Recently, I was reading an article on Wall Street Journal Online that discussed “data scraping” information without the consent of the creators of the data. Data scraping is a technique in which a computer program extracts data from human-readable output coming from another program, according to Wikipedia.
My first reaction was that I am familiar with that technique, but haven’t given it much active thought over the last several years. When I worked for a company that did CRM software development back in the early ’90′s, we did something similar. As part of the design of the application I led, we wanted to pre-populate look-up tables with various entries. Simply put, if a field was designated to be used for ‘Country’, for example, we wanted to makes sure all of the companies were pre-populated. Very straight forward. However, if you wanted to pre-populate the ‘Title’ field look-up table, for instance, or the ‘First Name’ field, this we accomplished by reading text in a computerized directory, parsing then indexing the text, to come up with a list of values that we could import into the respective look-up table. No great shakes.

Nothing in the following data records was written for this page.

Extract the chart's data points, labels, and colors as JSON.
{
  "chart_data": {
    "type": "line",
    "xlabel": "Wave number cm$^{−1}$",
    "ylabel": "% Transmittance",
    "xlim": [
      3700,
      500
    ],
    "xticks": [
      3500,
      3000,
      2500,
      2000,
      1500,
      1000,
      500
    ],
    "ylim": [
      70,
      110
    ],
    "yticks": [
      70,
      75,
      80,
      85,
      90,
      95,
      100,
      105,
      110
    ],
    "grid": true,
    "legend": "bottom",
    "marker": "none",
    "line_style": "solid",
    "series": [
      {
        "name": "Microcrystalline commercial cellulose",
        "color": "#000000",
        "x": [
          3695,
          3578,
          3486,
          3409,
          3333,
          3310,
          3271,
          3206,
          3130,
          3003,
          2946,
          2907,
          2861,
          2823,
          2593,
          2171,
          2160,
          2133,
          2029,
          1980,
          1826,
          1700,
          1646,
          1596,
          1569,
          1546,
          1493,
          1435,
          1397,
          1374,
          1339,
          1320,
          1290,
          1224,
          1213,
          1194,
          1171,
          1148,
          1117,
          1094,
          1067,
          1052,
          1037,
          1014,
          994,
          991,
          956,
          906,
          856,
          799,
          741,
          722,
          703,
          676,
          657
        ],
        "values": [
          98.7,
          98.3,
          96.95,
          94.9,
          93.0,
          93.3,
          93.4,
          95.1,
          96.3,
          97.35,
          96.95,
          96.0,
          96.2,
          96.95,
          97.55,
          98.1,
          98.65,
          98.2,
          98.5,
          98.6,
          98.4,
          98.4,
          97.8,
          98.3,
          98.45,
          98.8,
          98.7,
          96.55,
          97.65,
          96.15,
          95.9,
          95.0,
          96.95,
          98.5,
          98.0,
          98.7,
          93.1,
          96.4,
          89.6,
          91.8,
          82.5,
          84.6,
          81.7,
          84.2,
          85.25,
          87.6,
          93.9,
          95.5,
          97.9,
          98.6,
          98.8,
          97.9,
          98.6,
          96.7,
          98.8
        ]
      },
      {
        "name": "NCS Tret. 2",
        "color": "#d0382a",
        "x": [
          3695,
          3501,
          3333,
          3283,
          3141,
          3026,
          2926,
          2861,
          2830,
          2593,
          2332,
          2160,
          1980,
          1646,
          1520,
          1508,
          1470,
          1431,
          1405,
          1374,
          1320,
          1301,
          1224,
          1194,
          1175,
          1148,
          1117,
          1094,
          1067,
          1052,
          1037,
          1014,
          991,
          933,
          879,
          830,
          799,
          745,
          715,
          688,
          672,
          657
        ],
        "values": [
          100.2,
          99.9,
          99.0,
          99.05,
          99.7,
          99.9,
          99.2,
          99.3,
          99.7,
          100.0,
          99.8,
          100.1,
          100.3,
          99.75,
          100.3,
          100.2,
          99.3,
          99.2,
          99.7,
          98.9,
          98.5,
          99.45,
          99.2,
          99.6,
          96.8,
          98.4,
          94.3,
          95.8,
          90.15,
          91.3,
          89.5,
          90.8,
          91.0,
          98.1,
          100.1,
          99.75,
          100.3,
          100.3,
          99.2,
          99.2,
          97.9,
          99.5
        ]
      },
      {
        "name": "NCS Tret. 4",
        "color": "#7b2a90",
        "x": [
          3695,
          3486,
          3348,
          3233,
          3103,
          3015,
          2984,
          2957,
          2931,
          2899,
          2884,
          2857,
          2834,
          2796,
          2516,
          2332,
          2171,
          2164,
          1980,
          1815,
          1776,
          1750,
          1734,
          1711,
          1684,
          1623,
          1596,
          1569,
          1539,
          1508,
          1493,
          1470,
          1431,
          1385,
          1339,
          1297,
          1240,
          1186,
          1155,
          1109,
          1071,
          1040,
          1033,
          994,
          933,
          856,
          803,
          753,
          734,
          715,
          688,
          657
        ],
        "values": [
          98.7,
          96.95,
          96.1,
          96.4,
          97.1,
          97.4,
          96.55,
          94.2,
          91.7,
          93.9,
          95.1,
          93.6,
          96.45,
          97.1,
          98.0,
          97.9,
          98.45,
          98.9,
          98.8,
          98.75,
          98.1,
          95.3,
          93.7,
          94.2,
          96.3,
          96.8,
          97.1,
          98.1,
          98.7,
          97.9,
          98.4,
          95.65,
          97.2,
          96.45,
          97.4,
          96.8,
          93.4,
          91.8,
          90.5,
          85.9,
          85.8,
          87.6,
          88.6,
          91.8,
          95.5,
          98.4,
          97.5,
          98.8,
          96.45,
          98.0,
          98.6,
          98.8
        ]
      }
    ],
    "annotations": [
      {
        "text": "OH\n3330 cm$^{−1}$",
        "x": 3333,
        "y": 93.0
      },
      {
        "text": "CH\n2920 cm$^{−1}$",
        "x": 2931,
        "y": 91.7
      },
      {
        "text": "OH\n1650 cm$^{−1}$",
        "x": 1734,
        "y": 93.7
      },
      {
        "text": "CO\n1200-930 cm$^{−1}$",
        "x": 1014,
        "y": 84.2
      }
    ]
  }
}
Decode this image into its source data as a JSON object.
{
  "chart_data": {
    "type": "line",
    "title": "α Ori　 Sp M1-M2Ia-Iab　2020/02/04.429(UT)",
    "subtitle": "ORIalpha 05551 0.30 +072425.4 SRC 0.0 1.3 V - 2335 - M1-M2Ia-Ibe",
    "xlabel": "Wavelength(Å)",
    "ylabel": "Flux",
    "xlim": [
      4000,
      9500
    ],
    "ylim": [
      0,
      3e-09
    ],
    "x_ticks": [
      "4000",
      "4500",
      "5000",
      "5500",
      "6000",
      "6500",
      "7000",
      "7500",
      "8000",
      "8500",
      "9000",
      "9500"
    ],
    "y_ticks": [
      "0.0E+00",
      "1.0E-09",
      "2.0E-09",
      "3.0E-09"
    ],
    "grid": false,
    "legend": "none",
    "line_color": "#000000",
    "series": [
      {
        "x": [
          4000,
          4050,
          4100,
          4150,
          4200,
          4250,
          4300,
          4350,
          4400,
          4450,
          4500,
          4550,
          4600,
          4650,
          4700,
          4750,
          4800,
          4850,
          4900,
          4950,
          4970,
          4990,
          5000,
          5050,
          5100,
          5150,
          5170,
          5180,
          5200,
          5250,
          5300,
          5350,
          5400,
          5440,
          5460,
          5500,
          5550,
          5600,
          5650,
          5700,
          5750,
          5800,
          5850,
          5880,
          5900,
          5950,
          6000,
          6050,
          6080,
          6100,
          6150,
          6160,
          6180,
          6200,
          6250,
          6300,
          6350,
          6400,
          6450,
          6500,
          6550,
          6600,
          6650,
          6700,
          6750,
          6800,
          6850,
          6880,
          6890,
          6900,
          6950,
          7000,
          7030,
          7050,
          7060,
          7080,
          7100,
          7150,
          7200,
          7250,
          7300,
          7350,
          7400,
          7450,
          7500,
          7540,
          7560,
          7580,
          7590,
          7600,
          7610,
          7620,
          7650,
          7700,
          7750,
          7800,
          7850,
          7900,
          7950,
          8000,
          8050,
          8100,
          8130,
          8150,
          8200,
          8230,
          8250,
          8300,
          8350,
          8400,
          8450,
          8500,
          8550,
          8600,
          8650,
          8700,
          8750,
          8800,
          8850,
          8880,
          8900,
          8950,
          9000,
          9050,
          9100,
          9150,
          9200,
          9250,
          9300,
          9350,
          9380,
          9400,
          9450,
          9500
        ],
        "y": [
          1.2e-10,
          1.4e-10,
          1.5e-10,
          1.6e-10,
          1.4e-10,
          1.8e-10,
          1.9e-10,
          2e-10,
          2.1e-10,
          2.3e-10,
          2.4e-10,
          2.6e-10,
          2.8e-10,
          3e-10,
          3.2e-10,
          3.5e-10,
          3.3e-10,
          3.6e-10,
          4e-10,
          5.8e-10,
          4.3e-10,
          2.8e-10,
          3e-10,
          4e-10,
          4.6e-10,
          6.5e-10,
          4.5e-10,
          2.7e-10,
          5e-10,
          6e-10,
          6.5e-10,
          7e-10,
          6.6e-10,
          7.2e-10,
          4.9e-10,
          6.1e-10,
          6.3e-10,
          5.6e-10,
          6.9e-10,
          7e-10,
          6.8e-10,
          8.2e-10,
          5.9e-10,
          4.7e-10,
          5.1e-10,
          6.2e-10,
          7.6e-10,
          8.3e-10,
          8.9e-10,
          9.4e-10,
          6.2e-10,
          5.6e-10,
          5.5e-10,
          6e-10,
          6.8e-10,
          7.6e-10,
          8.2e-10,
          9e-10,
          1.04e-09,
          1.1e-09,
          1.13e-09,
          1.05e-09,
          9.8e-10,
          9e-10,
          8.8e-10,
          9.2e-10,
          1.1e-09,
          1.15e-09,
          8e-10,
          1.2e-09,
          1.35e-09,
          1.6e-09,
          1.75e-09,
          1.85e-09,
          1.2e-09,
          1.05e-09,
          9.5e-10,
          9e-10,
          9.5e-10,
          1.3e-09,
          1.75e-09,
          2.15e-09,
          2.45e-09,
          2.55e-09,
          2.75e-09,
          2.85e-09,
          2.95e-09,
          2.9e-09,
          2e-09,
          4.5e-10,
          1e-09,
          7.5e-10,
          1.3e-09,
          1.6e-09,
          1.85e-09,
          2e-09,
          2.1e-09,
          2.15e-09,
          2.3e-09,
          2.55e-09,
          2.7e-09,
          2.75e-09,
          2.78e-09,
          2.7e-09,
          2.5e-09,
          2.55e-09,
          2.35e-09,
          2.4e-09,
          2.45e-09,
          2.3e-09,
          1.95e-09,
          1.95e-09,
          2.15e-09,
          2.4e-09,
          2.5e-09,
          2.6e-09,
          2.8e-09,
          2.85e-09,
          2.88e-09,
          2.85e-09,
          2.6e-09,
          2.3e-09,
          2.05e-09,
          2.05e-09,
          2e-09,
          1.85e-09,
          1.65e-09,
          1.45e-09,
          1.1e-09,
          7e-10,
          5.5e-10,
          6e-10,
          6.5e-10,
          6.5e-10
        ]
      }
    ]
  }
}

More recently, back in 2003, TriAxis used a company that could take PDF-based directories and import the text into database fields. I still see them out there positioning their product as a way to glean data off the web for acquiring more prospects.
My second, and near immediate, reaction was one of violation. When one company surreptitiously goes onto sites in order to ‘scrape’ data, without permission or regard for whom the data belongs or from where the data is obtained, then I think that should be dealt with swiftly and decisively. The fact that they don’t ask if they can do this says they, corporately, would rather “beg forgiveness than ask permission”. We are too lenient about this, which is why companies don’t fear reprisal and continue to push the limits on data acquisition. Google still argues that it’s Wi-Fi scraping is “… for the good of its customers …”, although it claims it has stopped that practice. That type of mentality is reminiscent of why we have Obamacare, but that is not for this column…
So, we have the technology that can be misused. It’s all about having information that can be used to an advantage. So, the collecting and storing of all types of data will continue, because the technology exists to do so. It makes me think of the ‘Jurassic Park’ quote by Dr. Ian Malcolm, “Yeah, but your scientists were so preoccupied with whether or not they could, they didn’t stop to think if they should.”
I believe the choice of whether we should or should not needs to be a decision made upfront, long before they did because they could.
I’m not really sure where I’m going with this — maybe this is a bit of a rant. But I will conclude that, as long as the possessor of information sees power by possession, then these tactics will find new ways to proliferate. And we storage guys will continue to look at new ways to store, manage and protect it.